Gus Atiq mencatat, saudara di sini mempunyai makna bukan hanya saudara sedarah atau saudara seiman saja, tapi juga meliputi orang kafir. Sebagai orang muslim kita harus senang jika ada orang kafir mendapatkan hidayah masuk islam sama porsinya dengan kita senang jika saudara muslim kita berada dalam kondisi islam terus menerus. Oleh karena itu mendoakan orang kafir mendapatkan hidayat berupa keimanan adalah sunnah (anjuran).

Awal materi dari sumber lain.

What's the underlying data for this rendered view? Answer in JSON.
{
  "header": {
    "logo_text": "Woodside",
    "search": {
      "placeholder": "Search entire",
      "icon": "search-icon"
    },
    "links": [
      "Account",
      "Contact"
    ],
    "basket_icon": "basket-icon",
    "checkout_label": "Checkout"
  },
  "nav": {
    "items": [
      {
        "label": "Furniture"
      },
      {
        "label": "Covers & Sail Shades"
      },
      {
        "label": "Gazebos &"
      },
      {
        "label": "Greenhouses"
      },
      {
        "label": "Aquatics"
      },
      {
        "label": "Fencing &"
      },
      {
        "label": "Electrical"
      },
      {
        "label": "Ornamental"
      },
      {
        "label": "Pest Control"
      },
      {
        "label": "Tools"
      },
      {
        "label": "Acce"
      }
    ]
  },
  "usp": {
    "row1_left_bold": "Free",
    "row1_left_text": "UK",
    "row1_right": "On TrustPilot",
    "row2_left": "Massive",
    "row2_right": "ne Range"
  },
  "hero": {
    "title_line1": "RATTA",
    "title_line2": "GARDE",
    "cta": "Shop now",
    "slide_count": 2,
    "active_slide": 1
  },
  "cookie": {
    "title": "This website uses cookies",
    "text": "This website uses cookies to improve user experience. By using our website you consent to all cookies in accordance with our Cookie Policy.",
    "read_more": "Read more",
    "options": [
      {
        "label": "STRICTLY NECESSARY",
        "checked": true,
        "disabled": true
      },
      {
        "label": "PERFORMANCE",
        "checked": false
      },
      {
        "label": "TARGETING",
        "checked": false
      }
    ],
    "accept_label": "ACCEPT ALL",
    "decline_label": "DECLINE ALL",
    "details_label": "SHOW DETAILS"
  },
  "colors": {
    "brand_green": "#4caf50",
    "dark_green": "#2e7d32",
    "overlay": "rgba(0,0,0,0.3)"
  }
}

Dalam pembacaan syarahnya, Gus Atiq menjelaskan bahwa hadits ke-13 Arbain An-Nawawi menegaskan karakter (tabiat) manusia secara umum tidak suka jika orang lain mendapatkan kebaikan, dan tidak peduli dia orang baik atau buruk. Hadits ini juga mengingatkan kita semua untuk tidak hasud. Ia menjelaskan Hasud adalah sikap tidak suka kalau orang lain mendapatkan kenikmatan.
Mengutip Imam Al-Ghazali, ia menyebutkan ada 3 macam sikap Hasud, yaitu: pertama, mengharapkan kenikmatan orang hilang, dan mengingikan kenikmatan itu ada pada dirinya; kedua, mengharapkan hilangnya kenikmatan orang lain, meskipun kenikmatan itu bukan pada dirinya, asalkan orang lain tidak dapat nikmat. Kategori kedua ini statusnya lebih buruk dari yang pertama.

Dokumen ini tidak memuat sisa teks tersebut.